Connor, Stephen R. (2009) . Hospice and palliative care: The essential guide (2^nd Edition). Routledge, New York. http://www.routledge.com/books/Hospice-and-Palliative-Care-isbn9780415993562 

Reviewed by Wayne C. Evens, Ph.D.

Bradley University

Stephan R. Connor, Ph.D., is a clinical psychologist who has been active in hospice and palliative care since 1976. He is currently Senior Research Consultant to the National Hospice and Palliative Care Organization and executive to the Worldwide Palliative Care Alliance. He has been a major force in the development of hospice and palliative care. Dr. Connor has published extensively in the areas of hospice and pain management.

Hospice and palliative care: The essential guide (2^nd Edition) is an excellent and very dense book. The major theme of the book is that hospice and palliative care can be effective in helping people maintain dignity and independence at the end of life. The author provides an excellent history of the development of hospice and palliative care, which summarizes well the reasons for their development and their strengths and weaknesses. The book begins with a summary of what hospice and palliative care are. It then works through: “The interdisciplinary team,” “Symptom management and physical care,” “Psychosocial and spiritual care,” “Grief and bereavement,”  “Community and public engagement,” Managing hospice and palliative care,” “Society and denial,” “A right to die,” How palliative care is unique in the health care system,” “How good are hospice and palliative care,” “Hospice and palliative care around the world,” and “The future of hospice and palliative care.” Each chapter, though brief, presents a thorough discussion of the major issues involved and the current controversies in the area. For example, on page 82, the author states, “Most theorists believe that emotional expression is needed for grief to be resolved. Wortman and Silver {1989 #1934} questioned this need and claimed that some can resolve their grief without ‘feeling the pain.’” This is typical of the approach throughout the book. The book addresses many of the technical issues involved, but throughout, it stresses the importance of client self determination and a caring philosophy. “Any individual has the right to determine how to be treated when facing a life-threatening illness” (p. 9).

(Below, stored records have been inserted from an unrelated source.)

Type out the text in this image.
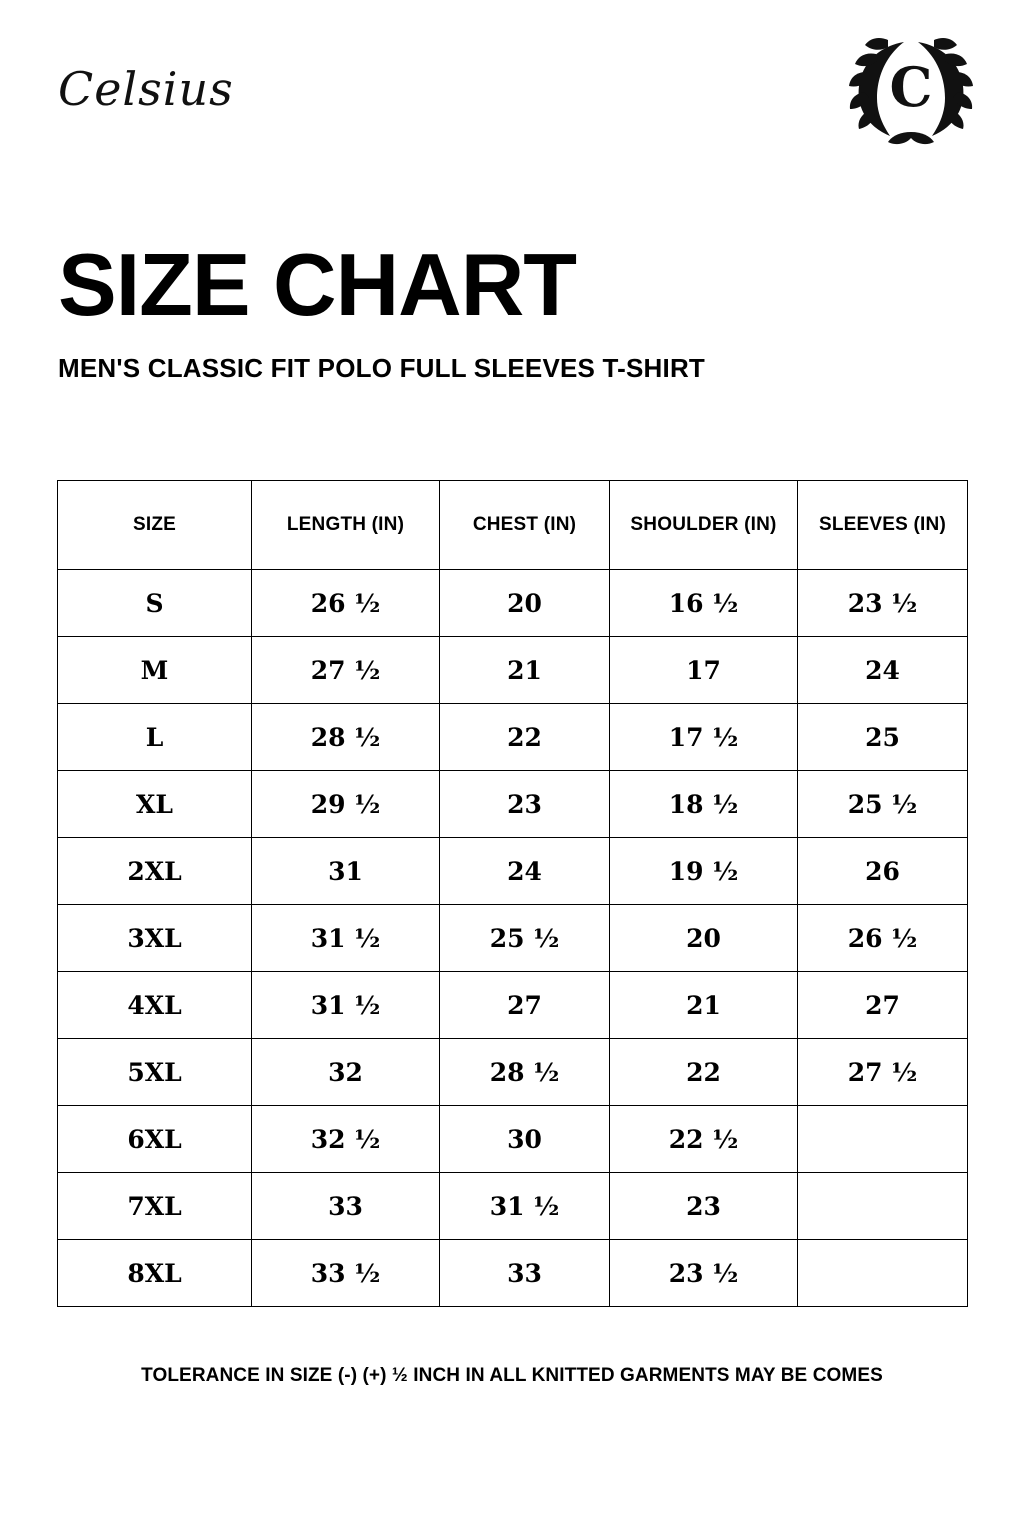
Celsius	C
SIZE CHART
MEN'S CLASSIC FIT POLO FULL SLEEVES T-SHIRT
SIZE	LENGTH (IN)	CHEST (IN)	SHOULDER (IN)	SLEEVES (IN)
S	26 ½	20	16 ½	23 ½
M	27 ½	21	17	24
L	28 ½	22	17 ½	25
XL	29 ½	23	18 ½	25 ½
2XL	31	24	19 ½	26
3XL	31 ½	25 ½	20	26 ½
4XL	31 ½	27	21	27
5XL	32	28 ½	22	27 ½
6XL	32 ½	30	22 ½	
7XL	33	31 ½	23	
8XL	33 ½	33	23 ½	
TOLERANCE IN SIZE (-) (+) ½ INCH IN ALL KNITTED GARMENTS MAY BE COMES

Despite its brevity, the book contains several excellent case examples. In the chapter on quality of hospice and palliative care, the author discusses the completeness of records and then states, “This usually pleases state surveyors from licensure and certification, although it does little to improve care” (p. 193). I find this balanced approach refreshing and helpful.

Every chapter could be expanded into a book in its own right. The author supplies thorough references with each chapter to allow the reader to find additional information about the topic. Clearly, one of the strengths of the book is the link to additional literature. The index provides a comprehensive list of organizations concerned with and engaged in hospice and palliative care.

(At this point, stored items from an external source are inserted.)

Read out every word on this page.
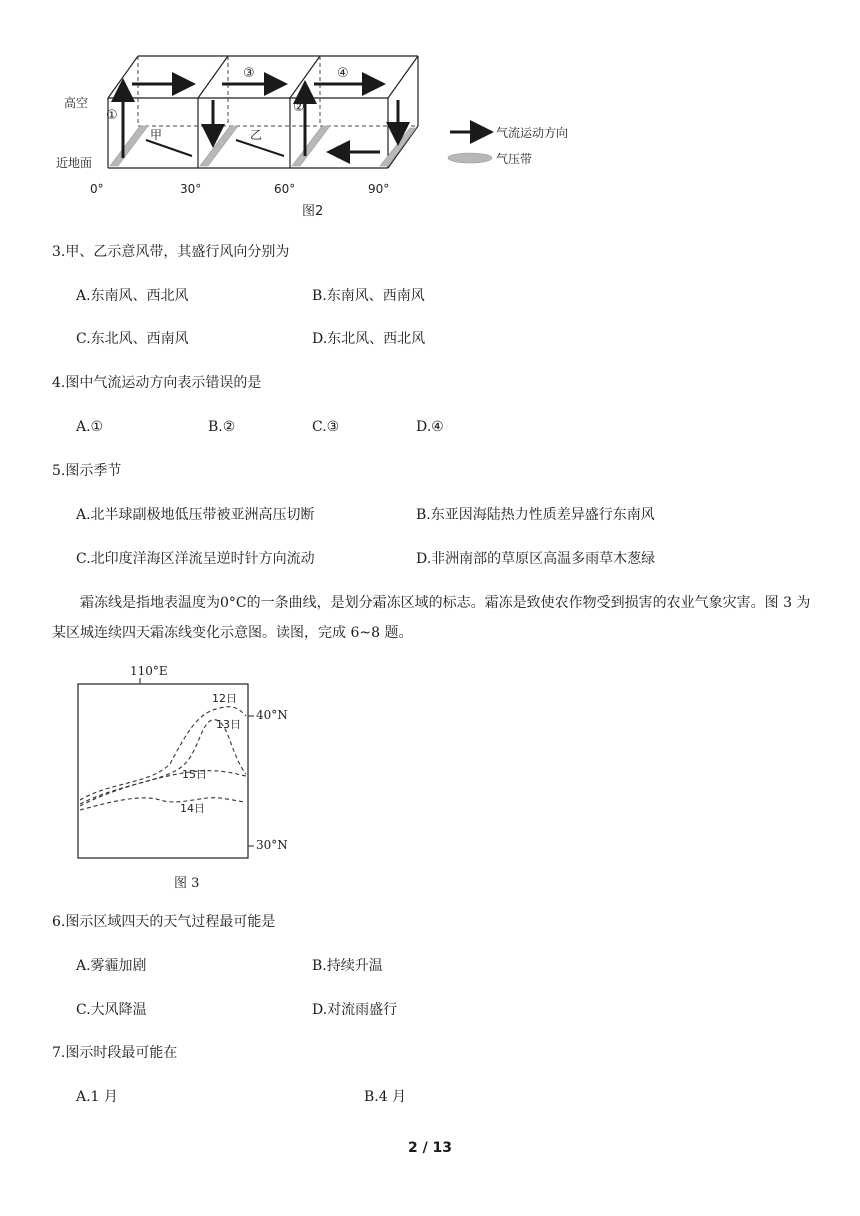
高空
近地面
0°	30°	60°	90°
①
②
③	④
甲	乙	气流运动方向
气压带
图2
3.甲、乙示意风带，其盛行风向分别为
A.东南风、西北风	B.东南风、西南风
C.东北风、西南风	D.东北风、西北风
4.图中气流运动方向表示错误的是
A.①	B.②	C.③	D.④
5.图示季节
A.北半球副极地低压带被亚洲高压切断	B.东亚因海陆热力性质差异盛行东南风
C.北印度洋海区洋流呈逆时针方向流动	D.非洲南部的草原区高温多雨草木葱绿
霜冻线是指地表温度为0°C的一条曲线，是划分霜冻区域的标志。霜冻是致使农作物受到损害的农业气象灾害。图 3 为某区城连续四天霜冻线变化示意图。读图，完成 6~8 题。
110°E
40°N
30°N
12日
13日
15日
14日
图 3
6.图示区域四天的天气过程最可能是
A.雾霾加剧	B.持续升温
C.大风降温	D.对流雨盛行
7.图示时段最可能在
A.1 月	B.4 月
2 / 13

The book takes an approach that is clearly compatible with social work values. It is compassionate and encourages looking at strengths. It stresses the importance of letting the client have an active voice in treatment and honoring client decisions. I would think it would be valuable in MSW programs that teach gerontology and end of life care. It would also be useful in an undergraduate human behavior course as a supplemental text. I recommend that every social work faculty member have a copy as a reference. I would think that social workers engaged in gerontology and end of life practice would find this book very helpful. In short, I found this a useful and informative book.